Use Hooke's Law for springs, which states that the distance a spring is stretched (or compressed) varies directly as the force on the spring.
A force of 265 newtons stretches a spring 0.15 meter (see figure).
(a) How far will a force of 120 newtons stretch the spring? (Round your answer to two decimal places.)
:m
(b) What force is required to stretch the spring 0.3 meter? (Round your answer to two decimal places.)
:N
a. d = (120N/265N) * 0.15m
b. (F/265) * 0.15 = 0.30
0.15F = 79.5
F = 530 N.
To solve both parts of this problem, we can use the formula for Hooke's Law, which states that the distance a spring is stretched (or compressed) varies directly as the force on the spring. The formula is written as:
F = kx
Where:
F = force applied to the spring
k = spring constant (a measure of the stiffness of the spring)
x = distance the spring is stretched or compressed
To solve Part (a), we are given the force (F = 265 N) and the distance the spring is stretched (x = 0.15 m).
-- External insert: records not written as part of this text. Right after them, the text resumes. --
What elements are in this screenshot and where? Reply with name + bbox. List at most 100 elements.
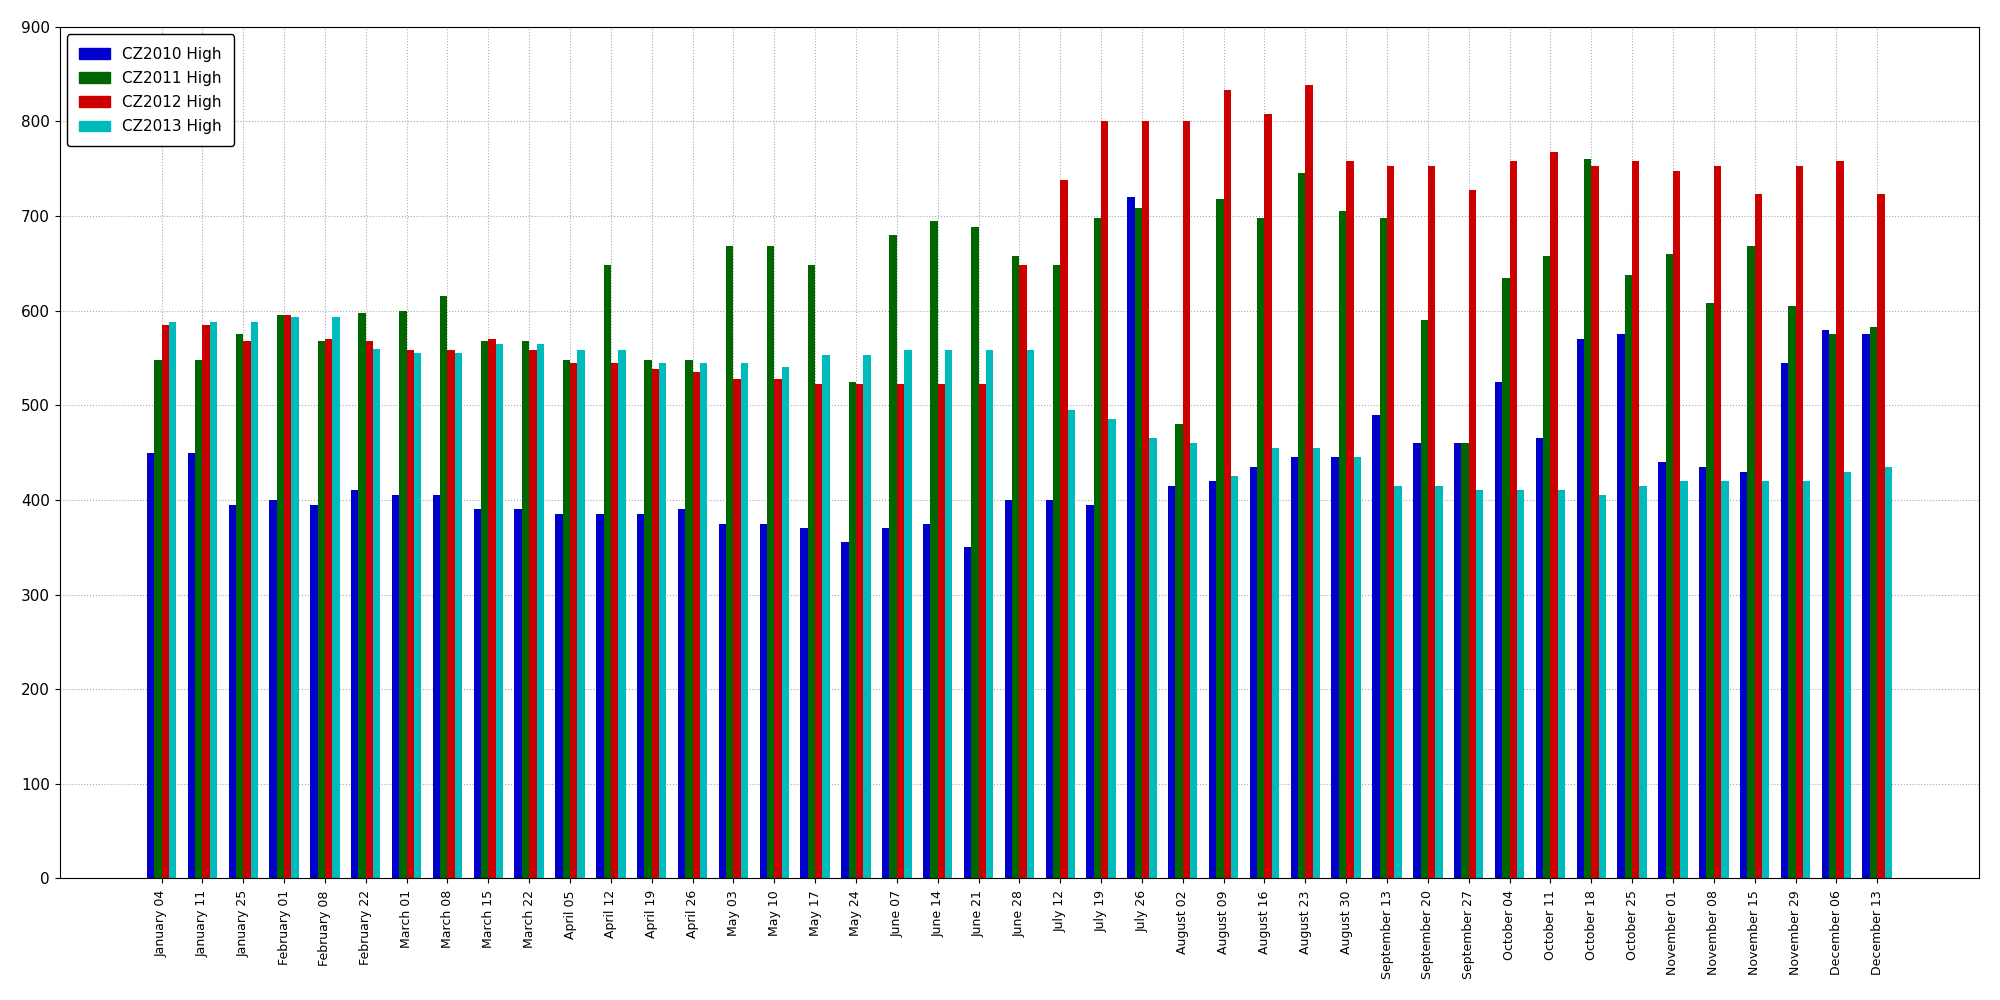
Bar <box>1020 265 1026 878</box>
Bar <box>1558 490 1566 878</box>
Bar <box>1700 467 1706 878</box>
Bar <box>1836 161 1844 878</box>
Bar <box>210 322 218 878</box>
Bar <box>1272 448 1280 878</box>
Bar <box>896 384 904 878</box>
Bar <box>1428 166 1436 878</box>
Bar <box>522 341 530 878</box>
Bar <box>1102 121 1108 878</box>
Bar <box>760 524 766 878</box>
Bar <box>964 547 972 878</box>
Bar <box>1052 265 1060 878</box>
Bar <box>514 509 522 878</box>
Bar <box>1182 121 1190 878</box>
Bar <box>1632 161 1640 878</box>
Bar <box>146 453 154 878</box>
Bar <box>556 514 562 878</box>
Bar <box>1176 424 1182 878</box>
Bar <box>188 453 196 878</box>
Bar <box>454 353 462 878</box>
Bar <box>848 382 856 878</box>
Bar <box>406 350 414 878</box>
Bar <box>310 505 318 878</box>
Bar <box>276 315 284 878</box>
Bar <box>1306 85 1312 878</box>
Bar <box>366 341 374 878</box>
Bar <box>578 350 584 878</box>
Bar <box>1094 218 1102 878</box>
Bar <box>782 367 788 878</box>
Bar <box>1290 457 1298 878</box>
Bar <box>1672 171 1680 878</box>
Bar <box>922 524 930 878</box>
Bar <box>1454 443 1462 878</box>
Bar <box>496 344 504 878</box>
Bar <box>1190 443 1198 878</box>
Bar <box>1216 199 1224 878</box>
Bar <box>1516 490 1524 878</box>
Bar <box>1830 334 1836 878</box>
Bar <box>292 317 298 878</box>
Bar <box>856 384 864 878</box>
Bar <box>930 221 938 878</box>
Bar <box>1230 476 1238 878</box>
Bar <box>660 363 666 878</box>
Bar <box>1394 486 1402 878</box>
Bar <box>986 350 994 878</box>
Bar <box>638 514 644 878</box>
Bar <box>318 341 324 878</box>
Bar <box>816 384 822 878</box>
Bar <box>1870 327 1878 878</box>
Bar <box>1086 505 1094 878</box>
Bar <box>718 524 726 878</box>
Bar <box>1108 419 1116 878</box>
Bar <box>392 495 400 878</box>
Bar <box>692 372 700 878</box>
Bar <box>440 296 448 878</box>
Bar <box>374 349 380 878</box>
Bar <box>1250 467 1258 878</box>
Bar <box>1754 194 1762 878</box>
Bar <box>168 322 176 878</box>
Legend: CZ2010 High, CZ2011 High, CZ2012 High, CZ2013 High: CZ2010 High, CZ2011 High, CZ2012 High, C… <box>68 34 234 146</box>
Bar <box>1128 197 1134 878</box>
Bar <box>882 528 890 878</box>
Bar <box>1658 462 1666 878</box>
Bar <box>1012 256 1020 878</box>
Bar <box>1462 443 1468 878</box>
Bar <box>1780 363 1788 878</box>
Bar <box>1468 190 1476 878</box>
Bar <box>1168 486 1176 878</box>
Bar <box>1068 410 1074 878</box>
Bar <box>1510 161 1516 878</box>
Bar <box>904 350 912 878</box>
Bar <box>332 317 340 878</box>
Bar <box>822 355 830 878</box>
Bar <box>1862 334 1870 878</box>
Bar <box>244 341 250 878</box>
Bar <box>978 384 986 878</box>
Bar <box>162 325 168 878</box>
Bar <box>972 227 978 878</box>
Bar <box>1476 490 1484 878</box>
Bar <box>740 363 748 878</box>
Bar <box>1884 467 1892 878</box>
Bar <box>562 360 570 878</box>
Bar <box>1224 90 1230 878</box>
Bar <box>270 500 276 878</box>
Bar <box>1680 481 1688 878</box>
Bar <box>488 339 496 878</box>
Bar <box>202 325 210 878</box>
Bar <box>1354 457 1360 878</box>
Bar <box>1788 306 1796 878</box>
Bar <box>1338 211 1346 878</box>
Bar <box>1208 481 1216 878</box>
Bar <box>1666 254 1672 878</box>
Bar <box>358 313 366 878</box>
Bar <box>324 339 332 878</box>
Bar <box>1714 166 1722 878</box>
Bar <box>800 528 808 878</box>
Bar <box>570 363 578 878</box>
Bar <box>1624 275 1632 878</box>
Bar <box>766 246 774 878</box>
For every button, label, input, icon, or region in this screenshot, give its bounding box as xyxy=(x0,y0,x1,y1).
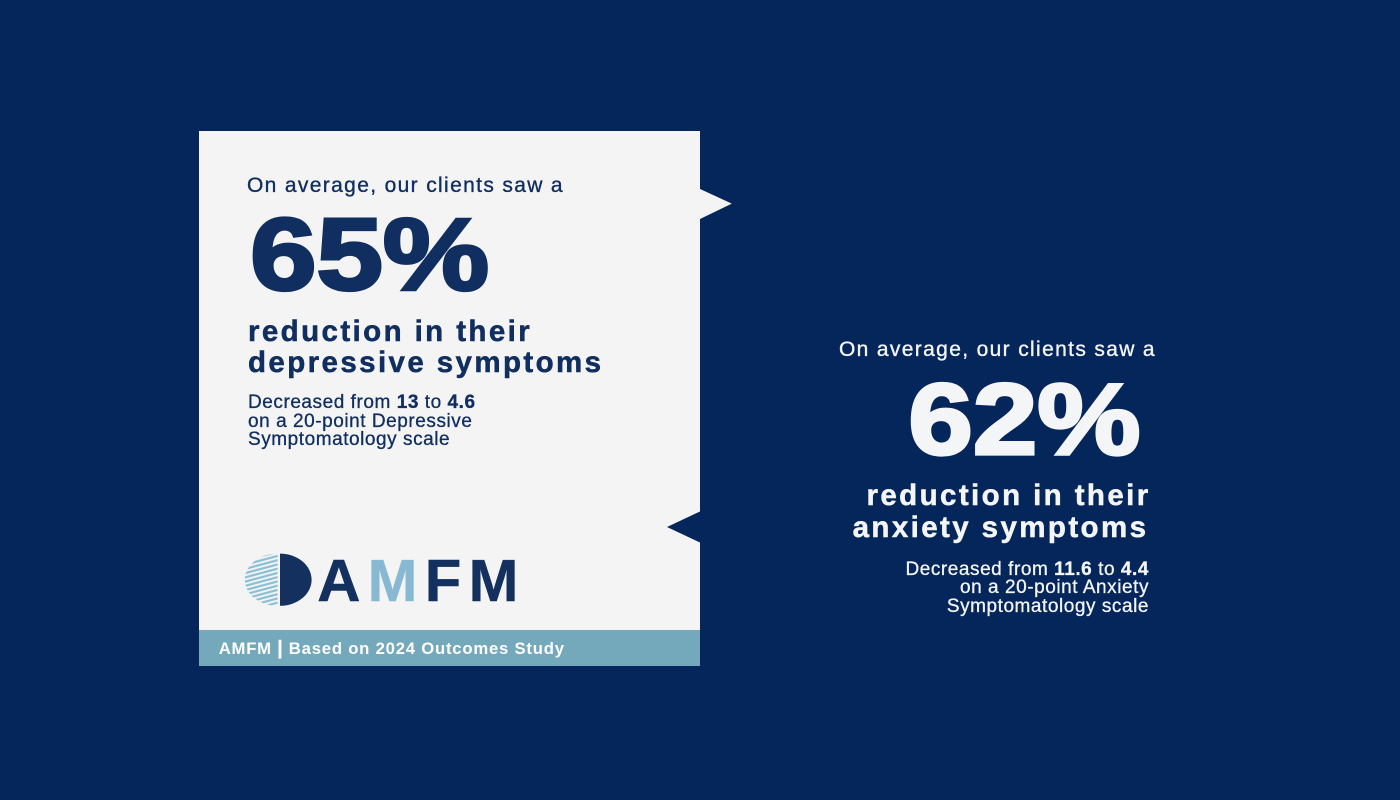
svg-text:65%: 65% xyxy=(250,197,489,311)
svg-text:62%: 62% xyxy=(908,364,1140,476)
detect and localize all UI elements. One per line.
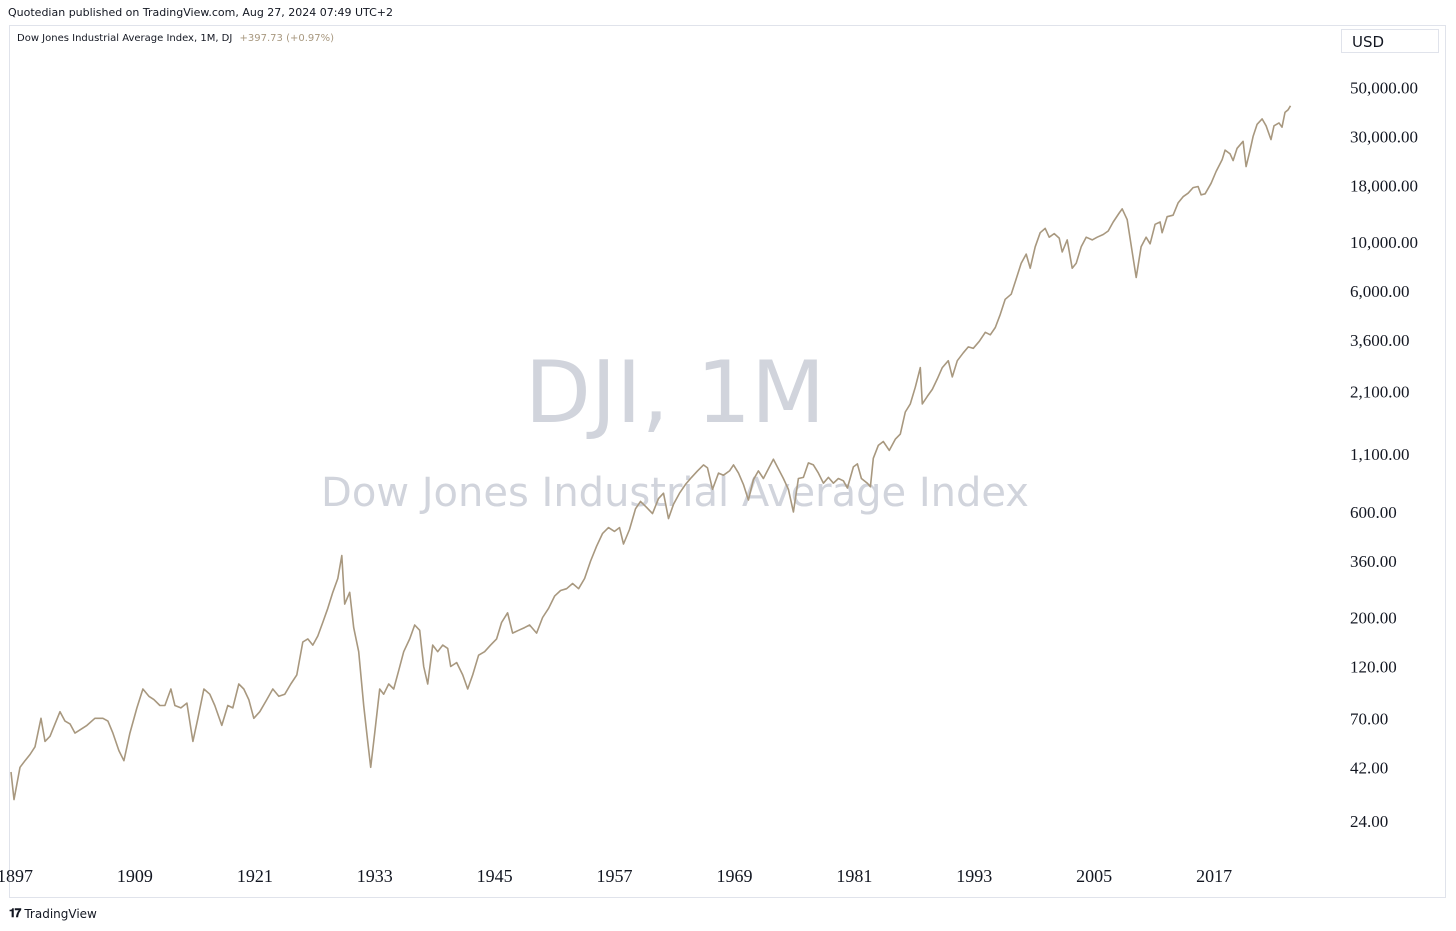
price-tick-label: 70.00 [1350, 709, 1388, 728]
price-series-line [10, 105, 1292, 801]
legend-change: +397.73 (+0.97%) [239, 33, 335, 44]
chart-pane[interactable] [9, 25, 1446, 898]
price-tick-label: 18,000.00 [1350, 176, 1418, 195]
price-tick-label: 360.00 [1350, 552, 1397, 571]
symbol-legend[interactable]: Dow Jones Industrial Average Index, 1M, … [17, 33, 334, 44]
watermark-symbol: DJI, 1M [524, 343, 826, 443]
published-info: Quotedian published on TradingView.com, … [8, 6, 393, 19]
price-tick-label: 6,000.00 [1350, 282, 1410, 301]
price-tick-label: 1,100.00 [1350, 445, 1410, 464]
legend-title: Dow Jones Industrial Average Index, 1M, … [17, 33, 233, 44]
price-tick-label: 2,100.00 [1350, 383, 1410, 402]
watermark-name: Dow Jones Industrial Average Index [321, 470, 1029, 516]
time-tick-label: 1897 [0, 866, 33, 886]
time-tick-label: 2017 [1196, 866, 1232, 886]
time-tick-label: 1945 [477, 866, 513, 886]
price-tick-label: 42.00 [1350, 758, 1388, 777]
price-tick-label: 3,600.00 [1350, 331, 1410, 350]
time-tick-label: 1981 [836, 866, 872, 886]
time-tick-label: 1969 [716, 866, 752, 886]
price-tick-label: 10,000.00 [1350, 233, 1418, 252]
price-tick-label: 600.00 [1350, 503, 1397, 522]
time-tick-label: 1909 [117, 866, 153, 886]
footer-brand-label: TradingView [24, 906, 97, 921]
price-tick-label: 30,000.00 [1350, 127, 1418, 146]
time-axis[interactable]: 1897 1909 1921 1933 1945 1957 1969 1981 1993 2005… [0, 866, 1232, 886]
time-tick-label: 1957 [597, 866, 633, 886]
price-axis[interactable]: 50,000.00 30,000.00 18,000.00 10,000.00 6,00… [1350, 78, 1418, 831]
time-tick-label: 2005 [1076, 866, 1112, 886]
currency-button[interactable]: USD [1341, 29, 1439, 53]
tradingview-logo-icon: 𝟏𝟕 [9, 906, 21, 920]
time-tick-label: 1933 [357, 866, 393, 886]
price-tick-label: 24.00 [1350, 812, 1388, 831]
time-tick-label: 1921 [237, 866, 273, 886]
price-tick-label: 120.00 [1350, 658, 1397, 677]
price-tick-label: 200.00 [1350, 608, 1397, 627]
footer-brand[interactable]: 𝟏𝟕 TradingView [9, 906, 97, 921]
time-tick-label: 1993 [956, 866, 992, 886]
price-tick-label: 50,000.00 [1350, 78, 1418, 97]
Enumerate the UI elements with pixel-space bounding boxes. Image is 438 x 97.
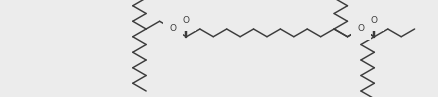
Text: O: O	[170, 25, 177, 33]
Text: O: O	[371, 16, 378, 25]
Text: O: O	[357, 25, 364, 33]
Text: O: O	[183, 16, 190, 25]
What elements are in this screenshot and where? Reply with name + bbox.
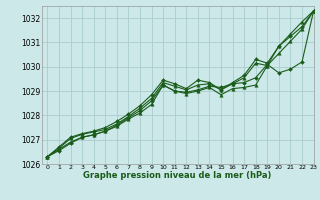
X-axis label: Graphe pression niveau de la mer (hPa): Graphe pression niveau de la mer (hPa)	[84, 171, 272, 180]
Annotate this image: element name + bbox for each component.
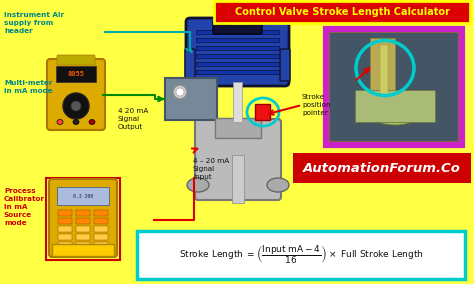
Bar: [58, 242, 72, 248]
Text: Control Valve Stroke Length Calculator: Control Valve Stroke Length Calculator: [235, 7, 449, 17]
Bar: [329, 32, 459, 142]
Text: 0.3 200: 0.3 200: [73, 193, 93, 199]
Text: AutomationForum.Co: AutomationForum.Co: [303, 162, 461, 174]
Bar: [355, 90, 435, 122]
Text: 8055: 8055: [67, 71, 84, 77]
Bar: [57, 187, 109, 205]
Bar: [76, 242, 90, 248]
FancyBboxPatch shape: [195, 119, 281, 200]
Bar: [58, 210, 72, 216]
Bar: [232, 14, 244, 24]
FancyBboxPatch shape: [186, 18, 289, 86]
Bar: [94, 242, 108, 248]
Text: Stroke Length $= \left(\dfrac{\mathrm{Input\ mA} - 4}{16}\right) \times$ Full St: Stroke Length $= \left(\dfrac{\mathrm{In…: [179, 244, 423, 266]
Ellipse shape: [73, 120, 79, 124]
FancyBboxPatch shape: [325, 28, 463, 146]
Bar: [196, 62, 279, 66]
Bar: [233, 82, 242, 122]
Bar: [52, 244, 114, 256]
FancyBboxPatch shape: [214, 1, 470, 23]
Bar: [380, 45, 388, 95]
FancyBboxPatch shape: [137, 231, 465, 279]
FancyBboxPatch shape: [49, 179, 117, 257]
Text: Multi-meter
in mA mode: Multi-meter in mA mode: [4, 80, 53, 94]
Bar: [94, 234, 108, 240]
Bar: [196, 70, 279, 74]
Ellipse shape: [176, 88, 184, 96]
Ellipse shape: [375, 111, 415, 125]
Bar: [255, 104, 270, 120]
Bar: [165, 78, 217, 120]
Bar: [370, 38, 395, 108]
Bar: [293, 153, 471, 183]
FancyBboxPatch shape: [185, 49, 195, 81]
Text: Process
Calibrator
in mA
Source
mode: Process Calibrator in mA Source mode: [4, 188, 45, 226]
FancyBboxPatch shape: [213, 20, 262, 34]
Ellipse shape: [57, 120, 63, 124]
Bar: [76, 218, 90, 224]
Text: 4 20 mA
Signal
Output: 4 20 mA Signal Output: [118, 108, 148, 130]
Bar: [330, 33, 458, 141]
FancyBboxPatch shape: [47, 59, 105, 130]
Bar: [76, 210, 90, 216]
FancyBboxPatch shape: [280, 49, 290, 81]
Bar: [58, 226, 72, 232]
Text: Stroke
position
pointer: Stroke position pointer: [302, 94, 330, 116]
Ellipse shape: [267, 178, 289, 192]
Bar: [232, 155, 244, 203]
Ellipse shape: [173, 85, 187, 99]
Bar: [94, 210, 108, 216]
Ellipse shape: [187, 178, 209, 192]
Bar: [196, 38, 279, 42]
Ellipse shape: [63, 93, 89, 119]
Bar: [196, 54, 279, 58]
Text: Instrument Air
supply from
header: Instrument Air supply from header: [4, 12, 64, 34]
FancyBboxPatch shape: [57, 55, 95, 65]
Bar: [58, 234, 72, 240]
Bar: [76, 234, 90, 240]
Bar: [94, 226, 108, 232]
Bar: [58, 218, 72, 224]
Bar: [46, 178, 120, 260]
Ellipse shape: [71, 101, 81, 111]
Bar: [215, 118, 261, 138]
Bar: [76, 226, 90, 232]
Bar: [56, 66, 96, 82]
Ellipse shape: [89, 120, 95, 124]
Bar: [196, 30, 279, 34]
Bar: [94, 218, 108, 224]
Bar: [196, 46, 279, 50]
Text: 4 – 20 mA
Signal
Input: 4 – 20 mA Signal Input: [193, 158, 229, 180]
We need to find out how far a force of 120 newtons will stretch the spring.
We can set up a proportion based on Hooke's Law:
F1 / x1 = F2 / x2
Where F1 and x1 are the given values, and F2 and x2 are the unknown values we need to find.
Plugging in the values, we get:
265 N / 0.15 m = 120 N / x2
To solve for x2, we can cross-multiply and divide:
x2 = (120 N * 0.15 m) / 265 N
Calculating this, we get x2 ≈ 0.068 m. Therefore, a force of 120 newtons will stretch the spring approximately 0.068 meters.
To solve Part (b), we are given the distance the spring is stretched (x = 0.3 m). We need to find out what force is required to stretch the spring this distance.
Again, we can use Hooke's Law and set up a proportion:
F1 / x1 = F2 / x2
Plugging in the values, we get:
265 N / 0.15 m = F2 / 0.3 m
To solve for F2, we can cross-multiply and divide:
F2 = (265 N * 0.3 m) / 0.15 m
Calculating this, we get F2 ≈ 530 N. Therefore, a force of 530 newtons is required to stretch the spring 0.3 meters.